Только сразу вспомнила молодца, как сосватали её после Пасхи за поповского сына. Попович-то – всё село знает – был богатый, но придурошный: девок за косы хватал, а рот слюнявый.
– Тятенька, не пойду!
Кто дурёху слушать станет? Отцово слово крепкое. Надо семью прибавлять – два сына не пришли с германской-гражданской, а Любке восемнадцатый годок, самое время замуж.
Заперли невесту на верхнем этаже лабаза – сиди пока, до свадьбы. Только у Любы свой характер. Наладила подружку к Сане-гармонисту.
В тот же вечер, как стемнело, подъехал он огородами на тарантасе:
– Люба, я здесь, – шепчет, а та ревёт в голос:
– Саня, меня сосватали!
– Так я за тобой приехал.
Люба в чём была, в том и прыгнула к милому в ручки. Узелок с маминой иконкой-то был наготове.
Два дня бушевал отец – младшая дочь его ослушалась, опозорила. Как теперь людям в глаза смотреть?! На третий день братья и дядья поехали за строптивицей. Подкатили с улицы:
– Любка, выходи!
Люба увидела – пьяные, дурные – задрожала.
– Саня, не ходи, убьют тебя!
– Нельзя, они родня теперь.
Вышел за ворота, только топор прихватил, вроде дрова колол. Да что топор! У тех, видать, обрезы – руки под сеном держат.
– Где сестра?!
– Жена-то? В доме.
– Какая она тебе жена!
– Мы расписаны, и справка есть.
Переглянулись дядьки – сразу его положить? А если правду говорит, кому она вдовая нужна будет?
– Неси справку!
– Чего на дворе толковать, пожалуйте в горницу.
Нехотя зашли, сели… А Люба уже на стол собрала, когда только успела? И справка из сельсовета с синей печатью в наличии. Всё по закону.
– Э-э-х, наливай, Санёк, твоя взяла!
Словом, до вечера тут погуляли, а через неделю в бабушкином селе играли свадьбу по-широкому – всё ж приготовлено было. А уж как пели казачки – да всё про любовь!
Отец смирился, но дочь не простил. В родном доме молодым места не нашлось. Уехали на станцию, у железной дороги соорудили землянку, там и родила Люба троих детишек. Саня на железной дороге работал, а когда посылали на курсы – учился. Перед войной накатали на него донос – дескать, шпалы ворует, и быстро упрятали в лагеря. Вот когда Люба лиха хлебнула – кроме детей у неё на руках была ещё и старенькая мама…

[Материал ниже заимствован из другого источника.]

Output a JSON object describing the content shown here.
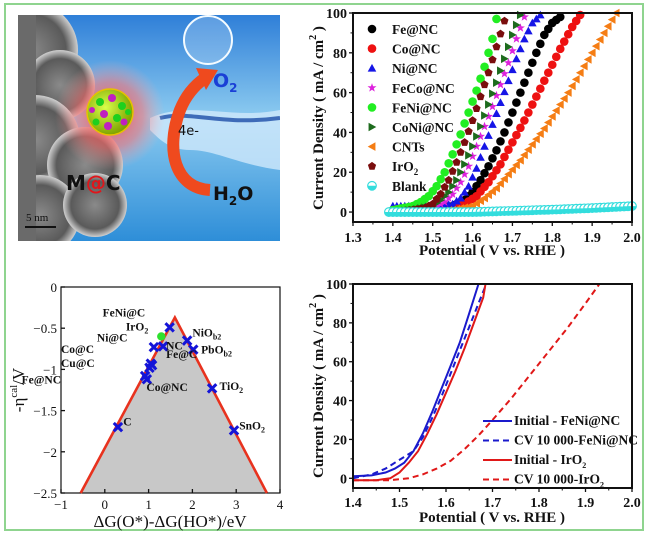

Есть Бог или нет, но лишь грянула война, вернулся дед с соляных рудников! Тощий, нога перебита, а глаза – голубые. На железнодорожников тогда амнистия вышла, и всех, кто не за политику сидел, отпустили, да ещё бронь от армии дали. Пятерых дедовых братьев на той войне положило, он один остался. Выучился в начальники станции, выходил к поездам в белом кителе под горлышко и красной фуражке, показывал зелёный кружок машинистам – ехать можно! Машинисты с ним здоровались: «Привет, Порфирьевич! Как дела?».
После войны рядом с землянкой поставил дом, где Люба проворно и с детьми, и с внуками управлялась, и корову держала, и овец, и птицу, и сад-огород. За всю жизнь только грамоты не одолела, время по литерным поездам узнавала.
Гармошку свою дед не забыл, важно играл внукам, улыбаясь глазами. Но, правду сказать, шпалы он всё-таки приворовывал – только это другая песня.